The escalation of trade tariffs between the U.S. and China would have negative consequences for all parties involved, according to the IMF's deputy director.
- Gita Gopinath, deputy managing director of the International Monetary Fund, stated that an intensification of trade and tariffs conflicts between the U.S. and China would result in economic repercussions globally.
- The output is likely to be lower than our global projections, and there will be inflationary pressures, so we should not pursue that direction, she said on CNBC.
- As the tit-for-tat measures continue, China has also imposed higher temporary tariffs on certain imports from the U.S.
Gita Gopinath, deputy managing director of the International Monetary Fund, stated on Wednesday that an escalation of trade and tariffs tensions between the U.S. and China would result in "costly" economic consequences globally.
The global trade landscape is undergoing significant changes due to geopolitical factors, which is why the overall trade-to-GDP ratio is stable but the trading partners are shifting.
Some parts of the trade between the U.S. and China are being re-routed through other countries, she stated.
The trade tensions between the U.S. and China and the European Union and China have escalated this year, with both the U.S. and EU imposing higher tariffs on some Chinese goods due to perceived unfair trade practices from Beijing.
The EU is facing higher temporary tariffs from China as the tit-for-tat measures persist.
According to Gopinath, if tariffs were increased, the IMF's modeling indicates that it would be detrimental to everyone.
She explained that the output will be lower than projected for all countries worldwide, and there will be inflation pressure, so this direction should not be pursued.
Gopinath's remarks were made following Kristalina Georgieva's statement last week that international trade would no longer be the primary driver of economic growth, and that imposing "retaliatory" trade measures could harm both the imposer and the target.
The CEO of the Institute of International Finance, Tim Adams, cautioned on Wednesday that tariff proposals from U.S. presidential candidate Donald Trump could disrupt the disinflation process and result in higher interest rates.

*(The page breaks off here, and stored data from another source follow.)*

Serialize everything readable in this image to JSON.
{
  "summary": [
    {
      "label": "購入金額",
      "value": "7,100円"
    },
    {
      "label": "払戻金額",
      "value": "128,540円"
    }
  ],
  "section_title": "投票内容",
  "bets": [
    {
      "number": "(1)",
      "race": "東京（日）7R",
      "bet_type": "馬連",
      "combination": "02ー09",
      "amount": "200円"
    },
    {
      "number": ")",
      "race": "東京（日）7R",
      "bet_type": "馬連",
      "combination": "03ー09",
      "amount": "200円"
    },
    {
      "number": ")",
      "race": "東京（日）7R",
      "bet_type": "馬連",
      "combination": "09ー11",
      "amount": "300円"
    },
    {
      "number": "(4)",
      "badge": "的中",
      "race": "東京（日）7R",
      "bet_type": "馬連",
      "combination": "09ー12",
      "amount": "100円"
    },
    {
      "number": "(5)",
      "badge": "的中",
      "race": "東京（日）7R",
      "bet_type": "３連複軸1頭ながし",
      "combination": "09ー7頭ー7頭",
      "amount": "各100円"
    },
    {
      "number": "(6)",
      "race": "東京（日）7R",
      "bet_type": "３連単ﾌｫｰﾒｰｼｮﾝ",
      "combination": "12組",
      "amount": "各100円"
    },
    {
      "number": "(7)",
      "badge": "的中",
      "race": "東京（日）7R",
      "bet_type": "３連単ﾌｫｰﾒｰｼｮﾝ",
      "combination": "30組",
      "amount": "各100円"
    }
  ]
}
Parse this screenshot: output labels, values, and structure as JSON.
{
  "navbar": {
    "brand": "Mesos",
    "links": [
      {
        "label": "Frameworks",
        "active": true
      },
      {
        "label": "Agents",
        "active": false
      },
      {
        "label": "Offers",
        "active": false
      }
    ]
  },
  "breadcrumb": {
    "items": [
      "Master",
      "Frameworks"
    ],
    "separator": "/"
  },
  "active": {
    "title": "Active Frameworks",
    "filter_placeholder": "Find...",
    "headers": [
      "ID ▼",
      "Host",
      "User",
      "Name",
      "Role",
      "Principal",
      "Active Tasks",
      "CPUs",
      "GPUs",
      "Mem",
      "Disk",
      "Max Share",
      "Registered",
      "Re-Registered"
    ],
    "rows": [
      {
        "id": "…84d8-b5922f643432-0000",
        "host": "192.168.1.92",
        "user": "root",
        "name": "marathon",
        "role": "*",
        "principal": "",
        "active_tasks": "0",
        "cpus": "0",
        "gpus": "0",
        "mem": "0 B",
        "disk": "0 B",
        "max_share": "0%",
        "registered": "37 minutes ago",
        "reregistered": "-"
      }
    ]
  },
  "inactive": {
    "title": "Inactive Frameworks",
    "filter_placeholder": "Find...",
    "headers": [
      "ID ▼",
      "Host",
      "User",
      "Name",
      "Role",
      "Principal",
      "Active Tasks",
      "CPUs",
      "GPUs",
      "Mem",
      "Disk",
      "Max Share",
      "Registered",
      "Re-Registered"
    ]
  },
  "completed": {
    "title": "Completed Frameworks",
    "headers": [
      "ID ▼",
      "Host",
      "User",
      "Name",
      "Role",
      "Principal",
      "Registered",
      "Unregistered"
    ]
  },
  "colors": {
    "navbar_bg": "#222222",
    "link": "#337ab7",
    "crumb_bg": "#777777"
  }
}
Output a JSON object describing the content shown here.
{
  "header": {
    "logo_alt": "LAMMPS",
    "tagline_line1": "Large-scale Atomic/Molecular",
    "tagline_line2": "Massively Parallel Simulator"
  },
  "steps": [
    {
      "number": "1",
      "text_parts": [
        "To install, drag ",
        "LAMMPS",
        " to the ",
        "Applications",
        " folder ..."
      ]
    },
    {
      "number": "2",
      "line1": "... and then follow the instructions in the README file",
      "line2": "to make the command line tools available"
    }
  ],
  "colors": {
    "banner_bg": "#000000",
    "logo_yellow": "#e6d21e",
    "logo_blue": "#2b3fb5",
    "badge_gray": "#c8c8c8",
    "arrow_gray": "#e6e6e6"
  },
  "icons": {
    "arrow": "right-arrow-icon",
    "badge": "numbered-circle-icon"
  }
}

Gopinath of the IMF stated that it is advantageous for both the U.S. and China to maintain "good working relations," which is also crucial for the global community.
She stated that it is in everyone's self-interest to maintain these relationships.
The World Economic Outlook report by the IMF stated that growth could be negatively impacted by rising protectionist policies.
The report stated that a shift away from a rules-based global trading system is causing many countries to take unilateral actions. This could lead to an intensification of protectionist policies, which would exacerbate global trade tensions and disrupt global supply chains, ultimately weighing down medium-term growth prospects.